Emma Hunter

Personal information
- Full name: Emma Hunter
- Nationality: Samoa
- Born: 19 March 1990 (age 36) Samoa

Sport
- Sport: Swimming
- Strokes: Freestyle, Butterfly
- Club: Papatoetoe Swimming Club, Howick Pakuranga Swimming Club

Medal record
Women's swimming
Representing Samoa
Pacific Games
| Silver medal – second place | Apia 2007 | 5 km open water |
| Bronze medal – third place | Apia 2007 | 400 m freestyle |

= Emma Hunter (swimmer) =

Samoan New Zealander swimmer (born 1990)

Emma Hunter (born 19 March 1990) is a Samoan New Zealander swimmer. Born in Samoa, she now lives in Auckland, New Zealand.

==Biography==
In 2008, she became Samoa's first-ever female Olympic swimmer, by representing Samoa in freestyle and butterfly events at the Beijing Olympics.
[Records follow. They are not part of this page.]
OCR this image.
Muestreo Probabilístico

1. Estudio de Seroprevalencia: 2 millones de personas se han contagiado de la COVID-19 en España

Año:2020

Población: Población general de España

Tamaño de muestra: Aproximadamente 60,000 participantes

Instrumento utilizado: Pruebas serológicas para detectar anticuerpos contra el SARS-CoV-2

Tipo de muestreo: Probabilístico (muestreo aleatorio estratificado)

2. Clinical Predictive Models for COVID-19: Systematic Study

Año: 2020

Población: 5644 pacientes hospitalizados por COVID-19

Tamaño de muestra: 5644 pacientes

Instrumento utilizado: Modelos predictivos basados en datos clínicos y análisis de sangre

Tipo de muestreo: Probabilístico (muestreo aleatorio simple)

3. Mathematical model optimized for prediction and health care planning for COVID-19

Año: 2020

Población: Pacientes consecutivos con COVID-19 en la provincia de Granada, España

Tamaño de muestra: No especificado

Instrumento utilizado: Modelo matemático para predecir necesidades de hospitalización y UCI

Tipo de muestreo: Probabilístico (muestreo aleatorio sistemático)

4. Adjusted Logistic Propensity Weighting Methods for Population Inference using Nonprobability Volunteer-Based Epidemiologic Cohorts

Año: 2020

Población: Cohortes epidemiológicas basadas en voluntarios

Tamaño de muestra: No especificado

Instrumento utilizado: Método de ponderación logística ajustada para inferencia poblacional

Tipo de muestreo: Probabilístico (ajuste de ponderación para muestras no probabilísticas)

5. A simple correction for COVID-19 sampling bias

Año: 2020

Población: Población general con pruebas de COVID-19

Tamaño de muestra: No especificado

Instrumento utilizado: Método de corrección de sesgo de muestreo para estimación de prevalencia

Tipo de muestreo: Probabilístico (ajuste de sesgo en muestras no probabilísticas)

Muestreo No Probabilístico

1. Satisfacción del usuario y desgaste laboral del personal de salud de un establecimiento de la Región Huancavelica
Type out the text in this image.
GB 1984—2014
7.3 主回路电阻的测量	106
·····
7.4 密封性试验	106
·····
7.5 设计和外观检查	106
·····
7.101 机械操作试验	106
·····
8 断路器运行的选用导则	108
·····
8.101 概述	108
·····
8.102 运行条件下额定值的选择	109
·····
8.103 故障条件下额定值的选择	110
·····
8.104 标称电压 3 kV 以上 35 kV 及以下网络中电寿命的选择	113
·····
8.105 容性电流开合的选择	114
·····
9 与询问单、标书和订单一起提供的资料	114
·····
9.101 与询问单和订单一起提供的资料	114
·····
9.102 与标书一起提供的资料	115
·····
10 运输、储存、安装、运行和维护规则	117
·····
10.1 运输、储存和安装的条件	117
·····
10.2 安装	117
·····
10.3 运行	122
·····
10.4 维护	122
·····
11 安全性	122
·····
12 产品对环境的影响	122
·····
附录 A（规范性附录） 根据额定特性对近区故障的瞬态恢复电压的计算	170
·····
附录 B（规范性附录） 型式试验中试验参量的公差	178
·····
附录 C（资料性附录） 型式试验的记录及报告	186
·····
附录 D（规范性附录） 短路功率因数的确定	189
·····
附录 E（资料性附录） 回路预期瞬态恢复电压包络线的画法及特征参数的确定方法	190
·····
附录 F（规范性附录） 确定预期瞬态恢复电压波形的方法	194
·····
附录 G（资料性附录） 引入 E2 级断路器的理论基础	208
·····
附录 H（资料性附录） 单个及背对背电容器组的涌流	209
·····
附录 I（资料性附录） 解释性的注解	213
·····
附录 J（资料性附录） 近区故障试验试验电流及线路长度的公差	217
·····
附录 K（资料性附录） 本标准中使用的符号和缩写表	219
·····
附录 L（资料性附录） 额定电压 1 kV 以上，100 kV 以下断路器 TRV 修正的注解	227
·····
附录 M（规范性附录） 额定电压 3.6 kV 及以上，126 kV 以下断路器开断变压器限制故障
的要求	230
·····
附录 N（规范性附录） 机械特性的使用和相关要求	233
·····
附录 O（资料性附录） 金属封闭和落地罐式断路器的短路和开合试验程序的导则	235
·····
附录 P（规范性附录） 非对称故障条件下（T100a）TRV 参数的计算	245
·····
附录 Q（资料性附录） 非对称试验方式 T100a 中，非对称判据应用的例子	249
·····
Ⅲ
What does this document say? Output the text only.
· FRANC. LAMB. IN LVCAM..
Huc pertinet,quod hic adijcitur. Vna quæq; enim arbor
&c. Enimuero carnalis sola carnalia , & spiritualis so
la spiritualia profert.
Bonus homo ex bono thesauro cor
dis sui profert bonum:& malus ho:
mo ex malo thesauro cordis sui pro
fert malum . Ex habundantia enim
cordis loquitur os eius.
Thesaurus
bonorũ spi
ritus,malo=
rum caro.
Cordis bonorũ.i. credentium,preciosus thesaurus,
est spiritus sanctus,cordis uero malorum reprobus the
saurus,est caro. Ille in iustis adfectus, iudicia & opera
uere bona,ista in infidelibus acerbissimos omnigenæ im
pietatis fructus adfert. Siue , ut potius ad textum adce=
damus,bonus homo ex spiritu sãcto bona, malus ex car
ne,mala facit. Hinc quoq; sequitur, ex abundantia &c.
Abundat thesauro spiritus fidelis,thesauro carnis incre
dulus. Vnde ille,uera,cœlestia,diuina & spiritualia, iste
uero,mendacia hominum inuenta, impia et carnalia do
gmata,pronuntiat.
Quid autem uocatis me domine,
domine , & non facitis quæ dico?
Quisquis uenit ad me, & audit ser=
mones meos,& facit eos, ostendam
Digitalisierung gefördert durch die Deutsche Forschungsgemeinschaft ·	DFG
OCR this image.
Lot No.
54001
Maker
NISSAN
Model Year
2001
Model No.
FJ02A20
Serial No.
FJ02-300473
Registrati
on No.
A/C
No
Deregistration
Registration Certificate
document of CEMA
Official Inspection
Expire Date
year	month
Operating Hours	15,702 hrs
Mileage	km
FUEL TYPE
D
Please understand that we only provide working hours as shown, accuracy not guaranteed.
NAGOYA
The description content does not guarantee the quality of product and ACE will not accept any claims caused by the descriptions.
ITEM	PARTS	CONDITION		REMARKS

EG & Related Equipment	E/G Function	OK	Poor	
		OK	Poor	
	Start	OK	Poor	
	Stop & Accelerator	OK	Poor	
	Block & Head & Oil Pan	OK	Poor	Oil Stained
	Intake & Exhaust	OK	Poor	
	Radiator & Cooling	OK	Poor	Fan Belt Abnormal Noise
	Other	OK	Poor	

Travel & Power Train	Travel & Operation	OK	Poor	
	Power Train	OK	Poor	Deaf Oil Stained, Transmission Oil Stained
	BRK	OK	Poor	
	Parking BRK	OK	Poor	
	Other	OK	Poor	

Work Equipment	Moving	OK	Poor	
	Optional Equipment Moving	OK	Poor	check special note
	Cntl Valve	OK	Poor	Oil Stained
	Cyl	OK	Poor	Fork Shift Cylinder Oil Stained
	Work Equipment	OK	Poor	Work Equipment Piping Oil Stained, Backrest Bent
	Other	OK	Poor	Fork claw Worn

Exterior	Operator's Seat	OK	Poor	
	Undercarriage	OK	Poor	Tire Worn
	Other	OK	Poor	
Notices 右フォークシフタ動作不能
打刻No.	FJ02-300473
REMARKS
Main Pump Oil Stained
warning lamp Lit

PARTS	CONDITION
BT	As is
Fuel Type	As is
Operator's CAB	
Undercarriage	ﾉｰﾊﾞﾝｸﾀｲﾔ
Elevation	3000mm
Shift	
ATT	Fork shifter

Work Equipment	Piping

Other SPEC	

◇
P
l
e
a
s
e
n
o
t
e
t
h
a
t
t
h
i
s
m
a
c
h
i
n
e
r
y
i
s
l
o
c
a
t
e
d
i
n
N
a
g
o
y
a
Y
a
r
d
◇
Hunter previously represented Samoa in freestyle and butterfly events at the 2007 World Aquatics Championships in Melbourne. She failed to qualify past the heat stages. She represented Samoa at the 2007 South Pacific Games. She won a Silver in the 5 km Open Water Swim and a Bronze in the 400m Freestyle. She became the first Samoan swimmer to gain medals at the South Pacific Games. She was also Deputy Head Girl (2008) at the Papatoetoe High School in Auckland.